With above-mentioned PR#2693 the OpenWrt medkit changes the U-Boot environment of the original Turris Omnia (not 2019) in a different way:
kernel_addr_r 0x1000000
scriptaddr 0x1800000
fdt_addr_r 0x2000000
boot_targets mmc0 scsi0
boot_prefixes / /boot
boot_scripts boot.scr
mmcboot btrload mmc 0 0x01000000 boot/zImage @ && btrload mmc 0 0x02000000 boot/dtb @ && setenv bootargs "$bootargs cfg80211.freg=$regdomain" && bootz 0x01000000 - 0x02000000; run distro_bootcmd
distro_bootcmd scsi_need_init=true; for target in ${boot_targets}; do run bootcmd_${target}; done
bootcmd_mmc0 devnum=0; run mmc_boot
mmc_boot if mmc dev ${devnum}; then devtype=mmc; run scan_dev_for_boot_part; fi
bootcmd_scsi0 devnum=0; run scsi_boot
scsi_boot run scsi_init; if scsi dev ${devnum}; then devtype=scsi; run scan_dev_for_boot_part; fi
scsi_init if ${scsi_need_init}; then scsi_need_init=false; scsi scan; fi
scan_dev_for_boot_part for distro_bootpart in 1; do if fstype ${devtype} ${devnum}:${distro_bootpart} bootfstype; then run scan_dev_for_boot; fi; done
scan_dev_for_boot echo Scanning ${devtype} ${devnum}:${distro_bootpart}...; for prefix in ${boot_prefixes}; do run scan_dev_for_scripts; done
scan_dev_for_scripts for script in ${boot_scripts}; do if test -e ${devtype} ${devnum}:${distro_bootpart} ${prefix}${script}; then echo Found U-Boot script ${prefix}${script}; run boot_a_script; echo SCRIPT FAILED: continuing...; fi; done
boot_a_script load ${devtype} ${devnum}:${distro_bootpart} ${scriptaddr} ${prefix}${script}; source ${scriptaddr}
This has been inspired by the default U-Boot environment of the Turris Omnia 2019, but modified to work on the original Turris Omnia as well.

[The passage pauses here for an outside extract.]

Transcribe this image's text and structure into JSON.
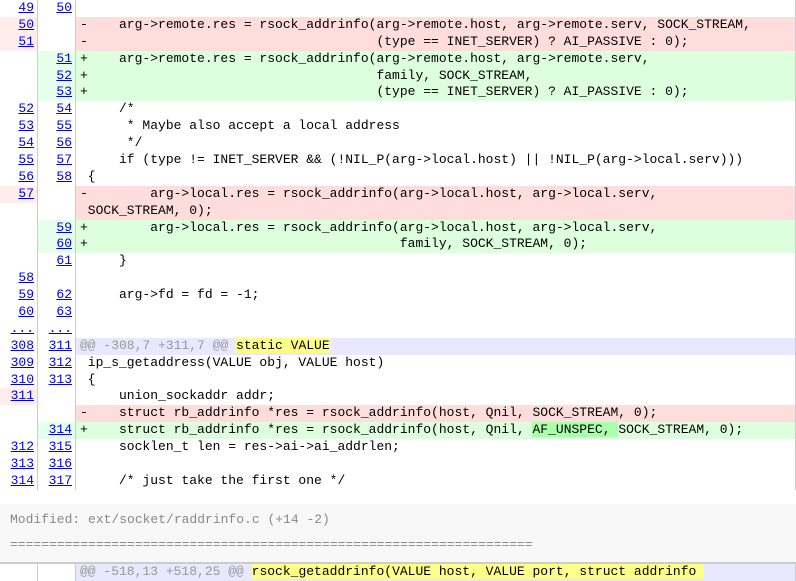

The first part of mmcboot is identical to the default one, so I would expect absolutely no change in U-Boot behaviour, when going back to TurrisOS. That's the plan, at least.
If this is not your production device, would you be able to build a PR#2693 image (last force-push on Feb 23) and test a complete cycle:
Start with TurrisOS and default U-Boot environment
OpenWrt (PR#2693) medkit 4-LED flash & boot
OpenWrt (PR#2693) sysupgrade & boot
TurrisOS 4-LED flash & boot
Maybe monitor each step with the serial console.... The environment should be updated at step 3, and then stay.
This is going in production soon with TurrisOS 4. I tried putting OpenWrt master on it (as well as the kernel 5.4 bump) but it just resulted in a stalled kernel (no output). I don't really have any desire to debug it at this point.
If the U-Boot environment has been modified previously (likely manually via
serial console), first use serial to reset the default environment.